La gravità della grande recessione ha impoverito gran parte della classe media che si è trovata costretta a ridurre i consumi ed a cercare fonti alternative di reddito, quali un secondo lavoro mal pagato. Alcuni proprietari immobiliari hanno trovato sollievo nella discesa dei tassi di interesse che ha permesso loro di rifinanziare il mutuo a tassi inferiori e di riutilizzare l’extra-denaro (minori interessi pagati sul debito) per le spese correnti. Non tutti però hanno potuto, in quanto il loro debito superava il valore della casa acquistata a causa del crollo dei prezzi a seguito dello scoppio della bolla immobiliare. Ma anche questo trucco è finito perché i tassi di interesse hanno cambiato rotta dallo scorso maggio, iniziando a salire dopo trent’anni ininterrotti di discesa ed improvvisamente le richieste di rifinanziamento sono crollate.

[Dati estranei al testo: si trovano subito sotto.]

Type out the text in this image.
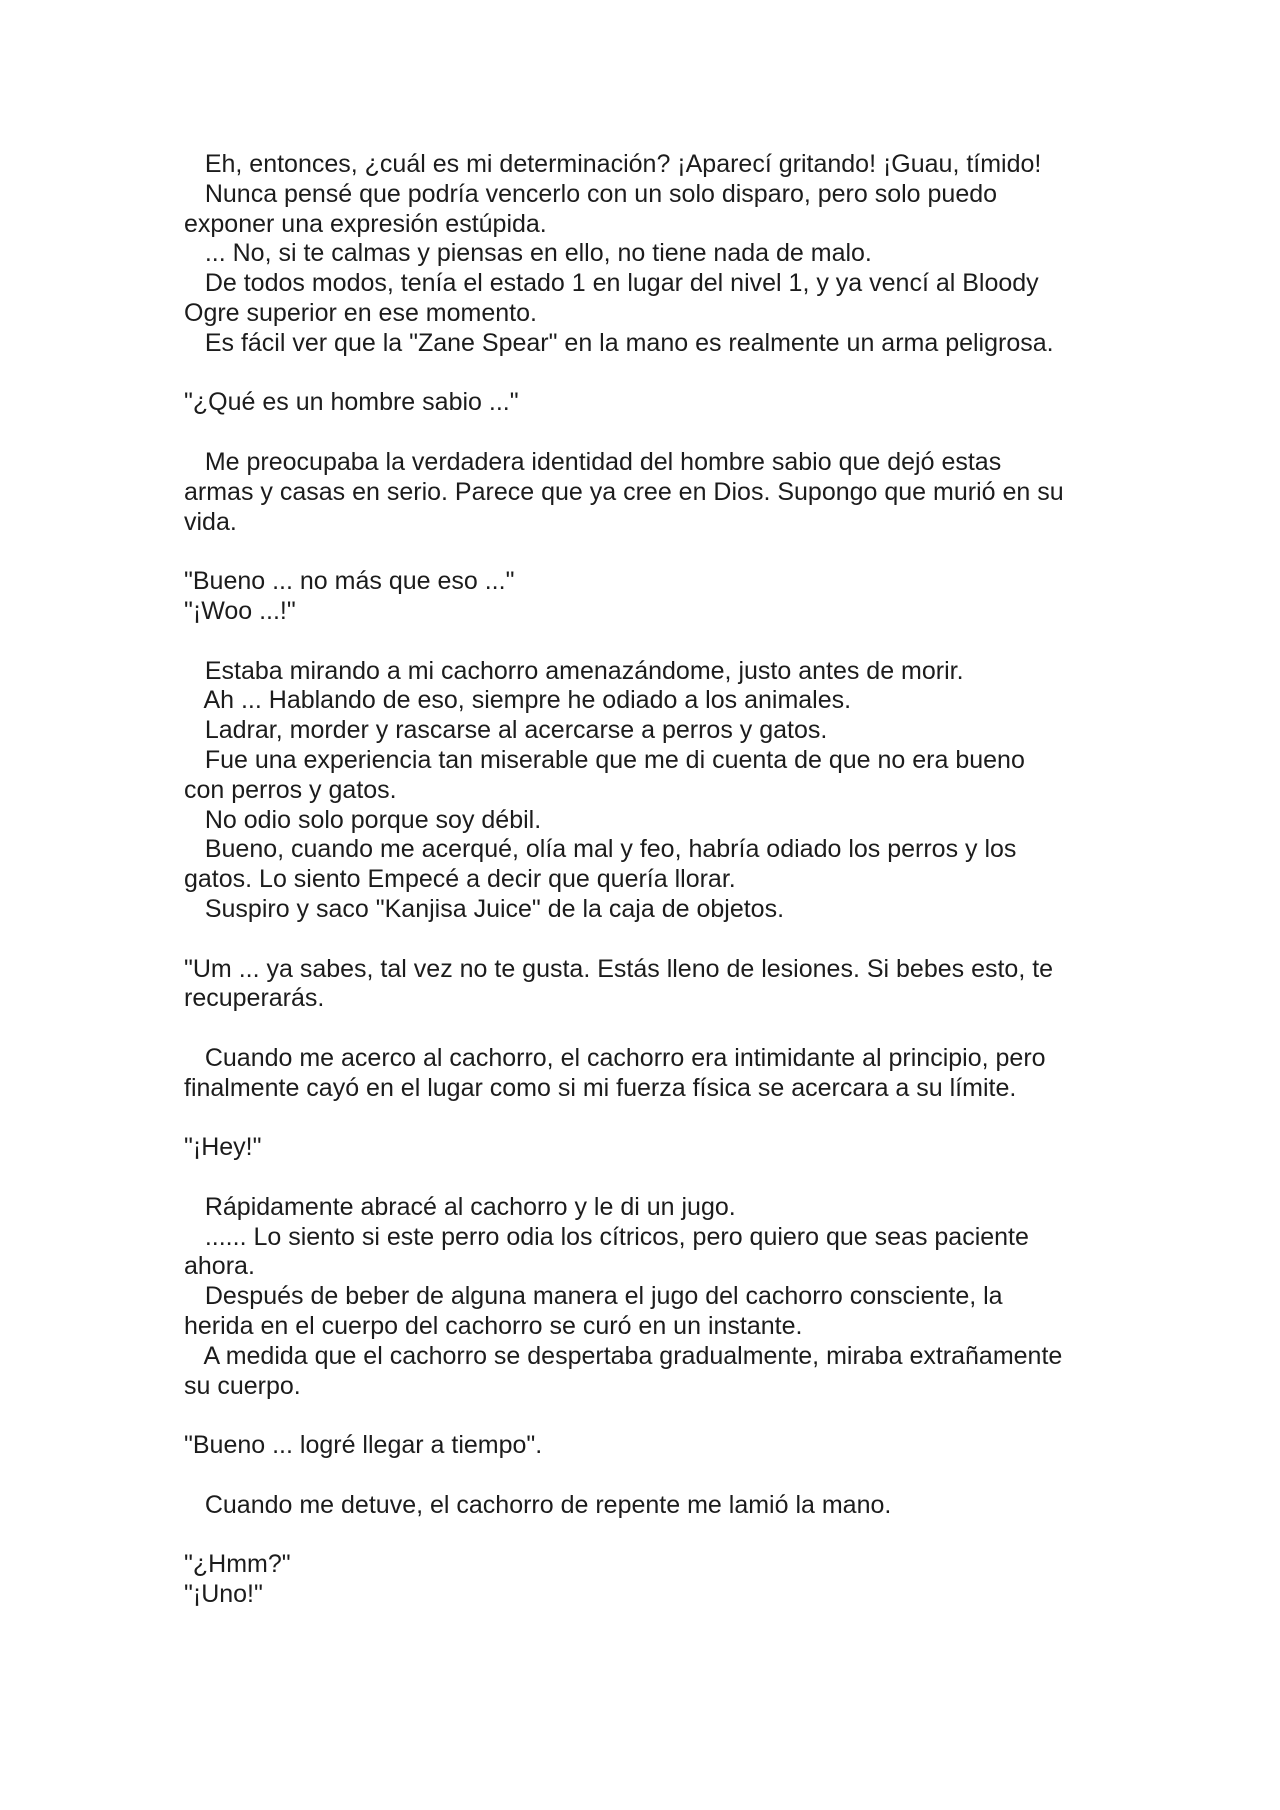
Eh, entonces, ¿cuál es mi determinación? ¡Aparecí gritando! ¡Guau, tímido!
Nunca pensé que podría vencerlo con un solo disparo, pero solo puedo
exponer una expresión estúpida.
... No, si te calmas y piensas en ello, no tiene nada de malo.
De todos modos, tenía el estado 1 en lugar del nivel 1, y ya vencí al Bloody
Ogre superior en ese momento.
Es fácil ver que la "Zane Spear" en la mano es realmente un arma peligrosa.
"¿Qué es un hombre sabio ..."
Me preocupaba la verdadera identidad del hombre sabio que dejó estas
armas y casas en serio. Parece que ya cree en Dios. Supongo que murió en su
vida.
"Bueno ... no más que eso ..."
"¡Woo ...!"
Estaba mirando a mi cachorro amenazándome, justo antes de morir.
Ah ... Hablando de eso, siempre he odiado a los animales.
Ladrar, morder y rascarse al acercarse a perros y gatos.
Fue una experiencia tan miserable que me di cuenta de que no era bueno
con perros y gatos.
No odio solo porque soy débil.
Bueno, cuando me acerqué, olía mal y feo, habría odiado los perros y los
gatos. Lo siento Empecé a decir que quería llorar.
Suspiro y saco "Kanjisa Juice" de la caja de objetos.
"Um ... ya sabes, tal vez no te gusta. Estás lleno de lesiones. Si bebes esto, te
recuperarás.
Cuando me acerco al cachorro, el cachorro era intimidante al principio, pero
finalmente cayó en el lugar como si mi fuerza física se acercara a su límite.
"¡Hey!"
Rápidamente abracé al cachorro y le di un jugo.
...... Lo siento si este perro odia los cítricos, pero quiero que seas paciente
ahora.
Después de beber de alguna manera el jugo del cachorro consciente, la
herida en el cuerpo del cachorro se curó en un instante.
A medida que el cachorro se despertaba gradualmente, miraba extrañamente
su cuerpo.
"Bueno ... logré llegar a tiempo".
Cuando me detuve, el cachorro de repente me lamió la mano.
"¿Hmm?"
"¡Uno!"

I segnali di povertà sono evidenti in tutto il Paese. Coloro i quali ha visitato gli USA negli ultimi anni sono rimasti sorpresi dal numero di homeless (senza dimora) visibili dappertutto, malgrado la polizia li osteggi e li metta ai margini della società. Si tratta di gente che negli scorsi anni ha perso la casa o il lavoro, o addirittura entrambi, e vive ai margini della società. Molte persone si sono stabilite in tende, alcune stipate sotto ponti per nascondersi all’opinione pubblica, allontanate continuamente dalle forze dell’ordine; mentre altre vivono in comunità meglio organizzate inserite in un contesto cittadino.
Questa è la cruda realtà di oggi degli Stati Uniti: una società che si sta disgregando con sempre maggiori disuguaglianze tra pochi ricchi (meno dell’1% detiene il 40% di tutte le ricchezze) che spendono sempre meno e sempre più poveri che non riescono a risparmiare nulla.
Ma l’ora della verità sta arrivando. Dopo oltre quattro anni di deficit oltre il trilione di dollari, anche il governo americano è costretto a ridurre la spesa pubblica, proprio quando ne aumenta invece la necessità. Questa volta, però, a rimetterci saranno sicuramente i più disagiati con i tagli sopra indicati, mentre gli indici azionari volano a Wall Street grazie al printing money della FED. Ma il “wealth effect” (effetto ricchezza) auspicato dalla banca centrale non si è verificato e l’economia reale langue, in attesa che la bolla finanziaria, alimentata anche dalla stessa autorità monetaria, scoppi.
Non è solo l’Europa ad avere grossi problemi di debiti. Quello sovrano americano è praticamente raddoppiato durante l’amministrazione Obama: da 9,5 trilioni ai 17,33 di oggi, una vera voragine generata per salvare auto, banche e mantenere la coesione sociale. Ma anche al di là dell’oceano i nodi stanno venendo al pettine ed il debito cresce (108% del PIL), ormai fuori controllo.